Un'analisi approfondita e preoccupante emerge dai dati economici ufficiali delle squadre di Serie A al 30 giugno 2025, raccolti e illustrati dal portale specializzato Calcio e Finanza. L’indebitamento lordo aggregato delle 20 società di vertice del calcio italiano raggiunge cifre che destano seria attenzione: si parla infatti di 4,89 miliardi di euro, un dato in crescita rispetto ai 4,72 miliardi registrati nella stagione 2023/24, rappresentando il livello più alto degli ultimi cinque anni. Sebbene il trend non tocchi i picchi critici del periodo Covid, è un segnale chiaro della perdurante fragilità finanziaria del sistema calcistico nazionale.
Il quadro generale della Serie A continua quindi a mostrare criticità di sostenibilità. Guardando al rapporto tra debiti totali e ricavi complessivi, si supera di molto il 100%, attestandosi al 121%. I ricavi del campionato ammontano infatti a 4,04 miliardi, a fronte di un indebitamento che sovrasta tale valore, dimostrando ancora una volta una spiccata esposizione rispetto alla capacità di generazione di fatturato. Alcune realtà in particolare, come Genoa, Como, Roma e Parma, evidenziano un indebitamento lordo addirittura superiore al doppio dei ricavi conseguiti, una condizione che mette in serio rischio la loro tenuta economica nel medio-lungo termine.

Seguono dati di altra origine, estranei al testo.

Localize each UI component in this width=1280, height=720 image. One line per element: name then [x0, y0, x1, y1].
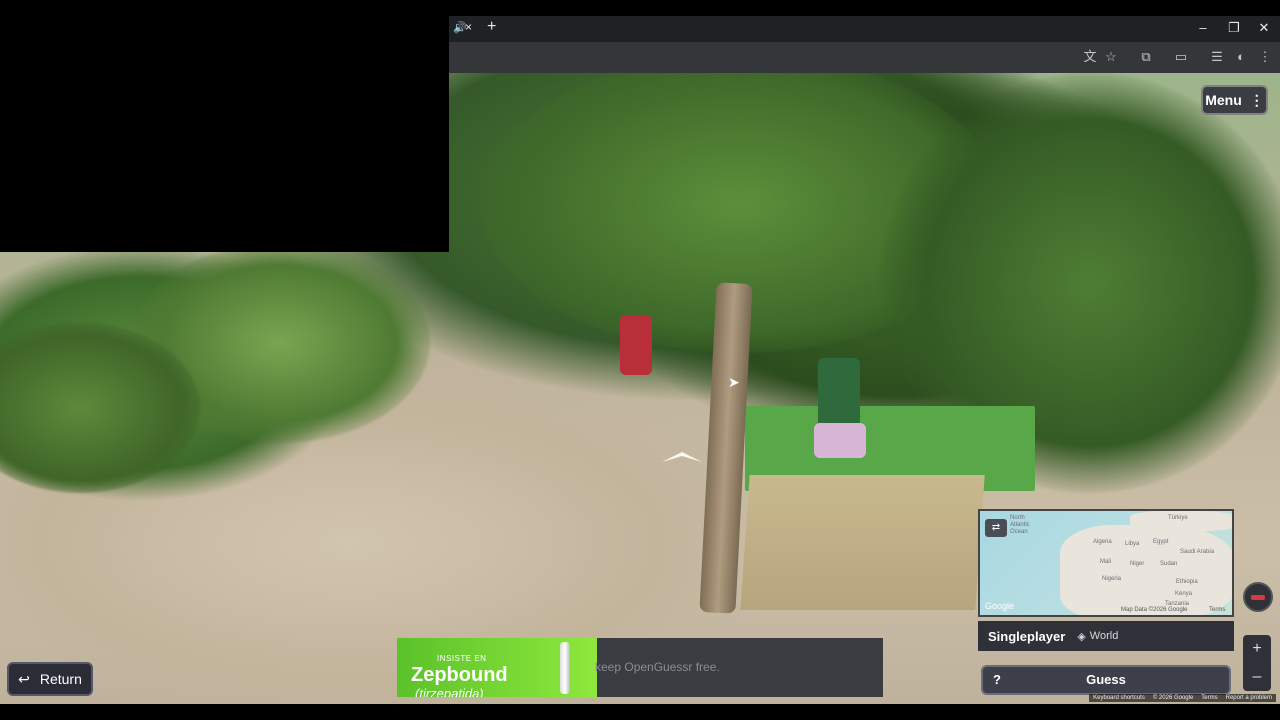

Entrando nel dettaglio delle singole società, la classifica dell’indebitamento lordo vede al primo posto la Juventus con oltre 740 milioni di euro di debiti, un aumento netto rispetto ai 638,9 milioni di un anno fa. Alle sue spalle ci sono l’Inter, con un passivo di circa 660 milioni, e la Roma, che si attesta a 611 milioni. Il Milan registra una posizione più contenuta ma comunque preoccupante, con 391 milioni di euro di debiti, mentre altri grandi club come Lazio e Napoli navigano attorno ai 300 milioni. Nel ranking seguono squadre come Genoa, Atalanta e Bologna, mentre Venezia e Lecce appaiono tra le realtà con livelli più bassi di indebitamento complessivo.
Per una lettura più precisa della situazione finanziaria delle società, è importante fare riferimento ai debiti finanziari netti, ovvero il valore dei debiti finanziari al netto della liquidità disponibile. Questa chiave di lettura restituisce un quadro meno allarmante. Anche in questa graduatoria la Juventus mantiene la leadership con un’esposizione netta di 302,8 milioni, seguita dall’Inter a 248,4 milioni. Roma e Milan si collocano rispettivamente a 153,4 e 108,1 milioni di debito netto. Tra i club meno esposti, spiccano Atalanta, Torino e Udinese, che mantengono posizioni finanziarie più contenute e più sostenibili.
Un dato particolarmente interessante riguarda il Napoli, guidato dall’allenatore Antonio Conte, che rappresenta un vero e proprio paradosso nel panorama della Serie A. La squadra campana, allenata dalla nuova guida tecnica, vanta infatti un attivo finanziario netto di ben 137 milioni di euro, un risultato che conferma una solidità economica rara nel calcio italiano odierno. Ciò è possibile grazie a una liquidità nettamente superiore ai debiti accumulati, aspetto che ha influenzato anche le strategie di mercato del club azzurro, noto per aver operato nel recente calciomercato con un saldo quasi a zero. L’efficace gestione finanziaria del Napoli si riflette quindi in una posizione di forza rispetto a molte altre società che invece lottano con debiti insostenibili.
In conclusione, i dati economici ufficiali delle società di Serie A delineano un sistema ancora fragile e fortemente indebitato, in cui pochi club riescono davvero a compensare i debiti con una adeguata liquidità e solidità finanziaria. La lotta per la sostenibilità economica rimane una sfida importante per il nostro campionato e per le società chiamate a bilanciare spese, ricavi e investimenti per garantire il futuro del calcio italiano.